10. Changes to this Privacy Policy

We may update this Platform Privacy Policy from time to time to reflect changes in our practices, technologies, legal requirements, or for other operational reasons. When we make changes, we will update the “Effective Date” at the top of the policy. If we make material changes (for example, if we change how we use personal data in a way that you might not expect under the current policy), we will provide a prominent notice to you. This might be via an email to the address on your account, a notification within the ClicData application, or an announcement on our website. We encourage you to review this Policy periodically for any updates.

Your continued use of the ClicData platform after an update signifies your acceptance of the revised Policy. If you do not agree to any changes, you should stop using the service and you may contact us to have your account and data deleted. We will not make retroactive privacy changes that materially reduce your rights without obtaining your consent.

11. Contact Us

If you have any questions, concerns, or requests regarding this Privacy Policy or your personal data, please contact us:

Email: compliance@clicdata.com
Mail: ClicData SAS, 5 rue du Palais Rihour, 59800 Lille, France

If your inquiry is related specifically to Data Processing Agreements (DPA) or data protection matters under GDPR, CCPA, or similar regulations, you may contact our Data Protection Officer directly:

Benjamin Duminy
Data Protection Officer (DPO)
benjamin.duminy@clicdata.com

We are here to help with DPA execution, data subject requests, or any questions about how your data is handled on the ClicData Platform.

12. Complaints and Dispute Resolution

We welcome the opportunity to address any privacy-related issues directly. If you have a complaint about how we have handled your personal data, please contact us at compliance@clicdata.com first, and we will do our best to resolve the issue. Our privacy team will investigate and respond to any complaints or disputes in a timely manner .

If you are not satisfied with our response, or you believe we are violating applicable data protection laws, you have the right to lodge a complaint with the supervisory authority or regulator in your jurisdiction. Below are examples of the relevant authorities you may contact:

• European Union (EU): You can contact your local Data Protection Authority. For example, in France (where ClicData SAS is registered) the authority is the CNIL; in Germany, your state’s DPA; in other EU countries, the appropriate supervisory authority. A list of DPAs is available online for the EEA.
• United Kingdom: The Information Commissioner’s Office (ICO) is the UK’s supervisory authority for data protection (website: ico.org.uk).
• Canada: The Office of the Privacy Commissioner of Canada (OPC) oversees PIPEDA compliance (website: priv.gc.ca). If your concern deals with provincial privacy laws, you might contact the relevant provincial commissioner (e.g., in Quebec, Alberta, BC, etc.).
• United States: If you are a U.S. user and have a privacy concern, you may reach out to your state’s Attorney General’s office or, for California residents, the California Privacy Protection Agency (which enforces the CCPA/CPRA). You can also contact the Federal Trade Commission (FTC) which accepts complaints about unfair or deceptive business practices (though the FTC does not resolve individual complaints, your report can trigger investigations).
• Australia: The Office of the Australian Information Commissioner (OAIC) handles complaints under the Privacy Act (website: oaic.gov.au).

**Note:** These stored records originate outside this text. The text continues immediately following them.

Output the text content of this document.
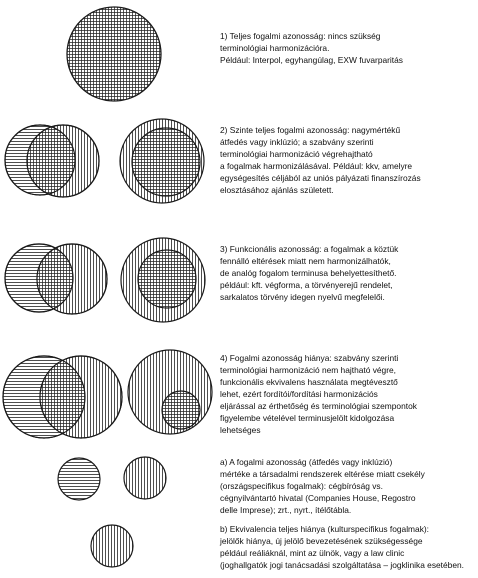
1) Teljes fogalmi azonosság: nincs szükség
terminológiai harmonizációra.
Például: Interpol, egyhangúlag, EXW fuvarparitás
2) Szinte teljes fogalmi azonosság: nagymértékű
átfedés vagy inklúzió; a szabvány szerinti
terminológiai harmonizáció végrehajtható
a fogalmak harmonizálásával. Például: kkv, amelyre
egységesítés céljából az uniós pályázati finanszírozás
elosztásához ajánlás született.
3) Funkcionális azonosság: a fogalmak a köztük
fennálló eltérések miatt nem harmonizálhatók,
de analóg fogalom terminusa behelyettesíthető.
például: kft. végforma, a törvényerejű rendelet,
sarkalatos törvény idegen nyelvű megfelelői.
4) Fogalmi azonosság hiánya: szabvány szerinti
terminológiai harmonizáció nem hajtható végre,
funkcionális ekvivalens használata megtévesztő
lehet, ezért fordítói/fordítási harmonizációs
eljárással az érthetőség és terminológiai szempontok
figyelembe vételével terminusjelölt kidolgozása
lehetséges
a) A fogalmi azonosság (átfedés vagy inklúzió)
mértéke a társadalmi rendszerek eltérése miatt csekély
(országspecifikus fogalmak): cégbíróság vs.
cégnyilvántartó hivatal (Companies House, Regostro
delle Imprese); zrt., nyrt., ítélőtábla.
b) Ekvivalencia teljes hiánya (kulturspecifikus fogalmak):
jelölők hiánya, új jelölő bevezetésének szükségessége
például reáliáknál, mint az ülnök, vagy a law clinic
(joghallgatók jogi tanácsadási szolgáltatása – jogklinika esetében.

Lodging a complaint with an authority will not affect any other rights or remedies you have. We do, however, encourage you to allow us to address your concerns first, as we are confident we can resolve most issues to your satisfaction.

Thank you for trusting ClicData with your data. We are dedicated to upholding that trust by safeguarding your information and being transparent about our practices. If you have any questions about this Policy, please feel free to reach out to us. Your privacy is of utmost importance to us, and we will continue working hard to protect it.